The driver paused for a moment, looked across the lanes at his unmoving victim and then sped away, said the witnesses.
“I don’t remember any of that,” Vitolo said on Tuesday.
“I am waiting for the police to tell me more details—I think they must be tracking this driver down on CCTV. And I am trying to speak to anyone who saw the crash.
“I understand that accidents and other bad things happen, but then to run away, that is not good. This is not a driver who takes responsibility for his actions. I could have been alive or dead, he did not know—or care.”

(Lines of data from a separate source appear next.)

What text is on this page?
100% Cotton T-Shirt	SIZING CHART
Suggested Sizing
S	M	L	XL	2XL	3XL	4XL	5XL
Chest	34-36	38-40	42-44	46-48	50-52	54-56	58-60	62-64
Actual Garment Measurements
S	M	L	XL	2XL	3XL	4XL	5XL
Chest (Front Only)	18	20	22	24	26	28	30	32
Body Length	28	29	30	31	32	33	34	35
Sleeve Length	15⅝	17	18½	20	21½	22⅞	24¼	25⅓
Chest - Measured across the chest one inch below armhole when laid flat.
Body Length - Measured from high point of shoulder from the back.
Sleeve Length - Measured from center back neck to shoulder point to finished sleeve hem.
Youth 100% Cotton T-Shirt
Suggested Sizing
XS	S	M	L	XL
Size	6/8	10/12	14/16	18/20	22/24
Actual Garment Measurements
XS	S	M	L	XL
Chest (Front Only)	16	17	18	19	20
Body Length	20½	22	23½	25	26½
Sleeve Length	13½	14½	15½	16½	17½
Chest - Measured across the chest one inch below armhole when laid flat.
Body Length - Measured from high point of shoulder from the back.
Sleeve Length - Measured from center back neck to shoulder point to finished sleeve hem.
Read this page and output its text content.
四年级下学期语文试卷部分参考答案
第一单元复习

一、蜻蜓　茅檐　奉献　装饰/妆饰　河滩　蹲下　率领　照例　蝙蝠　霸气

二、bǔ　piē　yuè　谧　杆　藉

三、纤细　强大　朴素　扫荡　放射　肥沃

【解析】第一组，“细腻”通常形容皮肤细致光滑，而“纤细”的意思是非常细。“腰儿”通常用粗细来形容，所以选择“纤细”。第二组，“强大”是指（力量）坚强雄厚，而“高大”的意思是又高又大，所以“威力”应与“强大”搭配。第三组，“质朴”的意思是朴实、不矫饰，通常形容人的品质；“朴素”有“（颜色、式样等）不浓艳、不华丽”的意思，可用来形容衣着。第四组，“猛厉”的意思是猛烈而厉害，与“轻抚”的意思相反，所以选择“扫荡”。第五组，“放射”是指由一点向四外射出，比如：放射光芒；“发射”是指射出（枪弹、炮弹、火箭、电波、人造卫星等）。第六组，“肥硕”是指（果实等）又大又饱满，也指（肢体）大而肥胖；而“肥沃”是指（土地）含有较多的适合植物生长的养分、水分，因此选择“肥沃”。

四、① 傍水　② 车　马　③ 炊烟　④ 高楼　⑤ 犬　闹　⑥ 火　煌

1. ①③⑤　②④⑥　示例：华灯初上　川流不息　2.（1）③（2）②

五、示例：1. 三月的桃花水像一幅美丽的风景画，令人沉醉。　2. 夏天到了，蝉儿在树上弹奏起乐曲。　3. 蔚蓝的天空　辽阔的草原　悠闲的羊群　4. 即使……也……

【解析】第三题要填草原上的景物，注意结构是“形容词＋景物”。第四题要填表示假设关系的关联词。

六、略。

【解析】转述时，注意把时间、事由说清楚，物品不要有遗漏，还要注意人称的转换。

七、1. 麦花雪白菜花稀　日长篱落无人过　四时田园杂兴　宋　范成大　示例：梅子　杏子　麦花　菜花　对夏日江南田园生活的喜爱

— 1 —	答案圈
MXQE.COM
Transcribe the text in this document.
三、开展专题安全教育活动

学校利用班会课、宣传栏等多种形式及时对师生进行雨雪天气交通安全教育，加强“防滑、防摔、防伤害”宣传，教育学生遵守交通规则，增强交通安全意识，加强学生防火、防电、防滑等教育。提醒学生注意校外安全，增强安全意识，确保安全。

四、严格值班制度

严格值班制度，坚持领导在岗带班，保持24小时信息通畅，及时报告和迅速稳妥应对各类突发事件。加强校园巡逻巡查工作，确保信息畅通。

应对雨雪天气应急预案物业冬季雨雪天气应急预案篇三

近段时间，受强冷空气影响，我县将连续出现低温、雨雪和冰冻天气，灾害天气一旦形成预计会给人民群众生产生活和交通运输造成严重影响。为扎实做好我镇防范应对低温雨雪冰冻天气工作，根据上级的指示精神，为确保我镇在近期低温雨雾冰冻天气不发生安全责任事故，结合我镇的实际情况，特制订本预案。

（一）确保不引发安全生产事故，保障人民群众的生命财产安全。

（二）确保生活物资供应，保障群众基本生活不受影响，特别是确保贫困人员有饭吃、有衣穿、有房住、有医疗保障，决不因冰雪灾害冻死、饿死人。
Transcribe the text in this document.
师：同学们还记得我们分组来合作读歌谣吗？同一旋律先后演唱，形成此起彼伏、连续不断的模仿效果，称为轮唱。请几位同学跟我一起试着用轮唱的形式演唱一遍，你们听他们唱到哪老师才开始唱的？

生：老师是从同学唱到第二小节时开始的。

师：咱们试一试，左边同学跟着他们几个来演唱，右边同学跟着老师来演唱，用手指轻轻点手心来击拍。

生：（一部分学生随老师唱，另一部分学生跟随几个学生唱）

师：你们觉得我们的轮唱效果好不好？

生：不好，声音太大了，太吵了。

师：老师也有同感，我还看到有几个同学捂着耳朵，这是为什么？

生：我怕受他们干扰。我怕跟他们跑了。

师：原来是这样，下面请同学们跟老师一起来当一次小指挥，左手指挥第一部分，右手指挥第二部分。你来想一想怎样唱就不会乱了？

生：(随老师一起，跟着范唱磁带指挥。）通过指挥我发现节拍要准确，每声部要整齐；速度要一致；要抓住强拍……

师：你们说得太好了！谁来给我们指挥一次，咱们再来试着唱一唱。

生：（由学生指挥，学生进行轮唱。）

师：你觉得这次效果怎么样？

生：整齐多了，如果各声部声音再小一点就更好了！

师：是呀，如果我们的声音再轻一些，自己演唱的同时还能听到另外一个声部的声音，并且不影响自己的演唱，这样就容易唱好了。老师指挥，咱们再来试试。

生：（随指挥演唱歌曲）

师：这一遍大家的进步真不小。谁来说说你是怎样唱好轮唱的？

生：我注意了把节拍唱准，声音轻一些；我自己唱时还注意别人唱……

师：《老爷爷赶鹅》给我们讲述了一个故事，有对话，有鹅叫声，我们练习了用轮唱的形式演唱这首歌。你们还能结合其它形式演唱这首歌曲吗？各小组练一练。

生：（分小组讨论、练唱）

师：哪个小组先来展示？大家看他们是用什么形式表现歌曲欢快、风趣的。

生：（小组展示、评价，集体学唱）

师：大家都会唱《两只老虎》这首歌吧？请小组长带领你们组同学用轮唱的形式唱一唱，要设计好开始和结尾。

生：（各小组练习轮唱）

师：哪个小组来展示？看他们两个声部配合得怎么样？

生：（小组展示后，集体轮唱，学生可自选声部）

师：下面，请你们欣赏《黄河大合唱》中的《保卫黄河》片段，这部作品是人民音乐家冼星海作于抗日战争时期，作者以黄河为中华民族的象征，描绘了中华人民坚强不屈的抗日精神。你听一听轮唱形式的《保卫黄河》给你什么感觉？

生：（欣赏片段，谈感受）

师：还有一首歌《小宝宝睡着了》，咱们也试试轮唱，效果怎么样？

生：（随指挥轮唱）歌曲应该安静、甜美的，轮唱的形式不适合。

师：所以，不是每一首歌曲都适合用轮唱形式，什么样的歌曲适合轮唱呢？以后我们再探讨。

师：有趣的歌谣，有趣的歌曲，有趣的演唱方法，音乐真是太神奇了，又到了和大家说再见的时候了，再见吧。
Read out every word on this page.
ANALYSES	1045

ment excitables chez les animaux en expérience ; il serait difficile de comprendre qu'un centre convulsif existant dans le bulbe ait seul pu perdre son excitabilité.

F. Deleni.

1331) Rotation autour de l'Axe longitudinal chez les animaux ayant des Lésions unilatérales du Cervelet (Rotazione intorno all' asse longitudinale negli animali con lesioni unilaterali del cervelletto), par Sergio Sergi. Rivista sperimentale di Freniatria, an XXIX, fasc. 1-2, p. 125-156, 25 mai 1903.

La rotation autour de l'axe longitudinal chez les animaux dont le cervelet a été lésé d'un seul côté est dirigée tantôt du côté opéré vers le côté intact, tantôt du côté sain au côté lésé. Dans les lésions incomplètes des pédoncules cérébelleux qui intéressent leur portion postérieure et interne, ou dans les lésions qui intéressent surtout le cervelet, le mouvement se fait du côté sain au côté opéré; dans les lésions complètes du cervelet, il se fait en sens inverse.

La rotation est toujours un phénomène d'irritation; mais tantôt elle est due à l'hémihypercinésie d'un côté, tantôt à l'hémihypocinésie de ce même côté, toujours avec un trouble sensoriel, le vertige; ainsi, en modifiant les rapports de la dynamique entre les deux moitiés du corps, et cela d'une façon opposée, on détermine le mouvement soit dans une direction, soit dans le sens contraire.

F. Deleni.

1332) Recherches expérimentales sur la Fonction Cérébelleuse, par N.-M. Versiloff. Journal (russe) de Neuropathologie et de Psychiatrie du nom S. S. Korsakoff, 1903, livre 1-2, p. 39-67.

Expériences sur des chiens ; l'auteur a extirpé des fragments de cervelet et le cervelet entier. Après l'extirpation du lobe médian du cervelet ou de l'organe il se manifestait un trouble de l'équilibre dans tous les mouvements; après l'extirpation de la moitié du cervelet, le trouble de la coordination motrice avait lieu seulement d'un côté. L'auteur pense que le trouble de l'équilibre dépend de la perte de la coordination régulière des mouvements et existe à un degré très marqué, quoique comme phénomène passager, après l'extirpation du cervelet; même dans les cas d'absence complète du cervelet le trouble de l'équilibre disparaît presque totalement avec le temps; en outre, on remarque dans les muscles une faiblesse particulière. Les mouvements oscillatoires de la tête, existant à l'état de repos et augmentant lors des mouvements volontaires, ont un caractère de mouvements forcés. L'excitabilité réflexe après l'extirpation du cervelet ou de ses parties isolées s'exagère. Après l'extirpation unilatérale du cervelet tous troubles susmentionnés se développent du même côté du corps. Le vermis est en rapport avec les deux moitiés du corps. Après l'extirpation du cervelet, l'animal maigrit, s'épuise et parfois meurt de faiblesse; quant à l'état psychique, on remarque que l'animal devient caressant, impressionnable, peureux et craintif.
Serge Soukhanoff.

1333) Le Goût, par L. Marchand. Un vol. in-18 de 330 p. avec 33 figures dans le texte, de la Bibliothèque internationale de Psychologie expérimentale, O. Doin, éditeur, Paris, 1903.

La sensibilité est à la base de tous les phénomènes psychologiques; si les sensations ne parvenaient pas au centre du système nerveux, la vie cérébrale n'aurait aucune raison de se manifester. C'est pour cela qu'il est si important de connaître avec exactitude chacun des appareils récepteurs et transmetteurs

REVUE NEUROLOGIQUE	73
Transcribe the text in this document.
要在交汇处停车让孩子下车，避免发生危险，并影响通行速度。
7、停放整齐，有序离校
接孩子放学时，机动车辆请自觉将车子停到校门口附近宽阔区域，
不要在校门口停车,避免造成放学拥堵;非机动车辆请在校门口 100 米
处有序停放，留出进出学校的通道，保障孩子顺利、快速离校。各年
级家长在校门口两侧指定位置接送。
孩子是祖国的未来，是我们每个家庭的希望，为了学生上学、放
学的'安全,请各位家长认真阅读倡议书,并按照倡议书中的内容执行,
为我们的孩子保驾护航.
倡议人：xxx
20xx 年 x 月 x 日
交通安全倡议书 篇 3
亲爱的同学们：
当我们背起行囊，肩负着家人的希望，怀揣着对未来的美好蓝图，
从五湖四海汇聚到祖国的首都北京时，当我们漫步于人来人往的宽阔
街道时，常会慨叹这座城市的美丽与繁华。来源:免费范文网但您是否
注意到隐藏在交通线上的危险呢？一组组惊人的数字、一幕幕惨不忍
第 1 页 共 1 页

Vitolo has many friends in the Palisades.
“He is known to many people, and had been very good to my wife Rose and I when we were planning vacations on the (Italian) Amalfi Coast, where his family comes from,” said Highlands resident Christopher Gaynor.
“We feel he is part of our extended family and for this to happen, and for the hit-and-run driver to evade his responsibility like this—maybe he was on drunk, or on drugs, or just did not want to deal with it. But Giuseppe is in so much pain, and no one deserves this.”
Friends from the restaurant have rallied around and found him clothing to replace garments lost in the crash. And he has medical insurance. But Vitolo faces months of rehab and a lot of pain ahead.
The Los Angeles Police Department is investigating the hit-and-run. A felony arrest can be followed by four years in jail, $10,000 fine and compensation for the victim.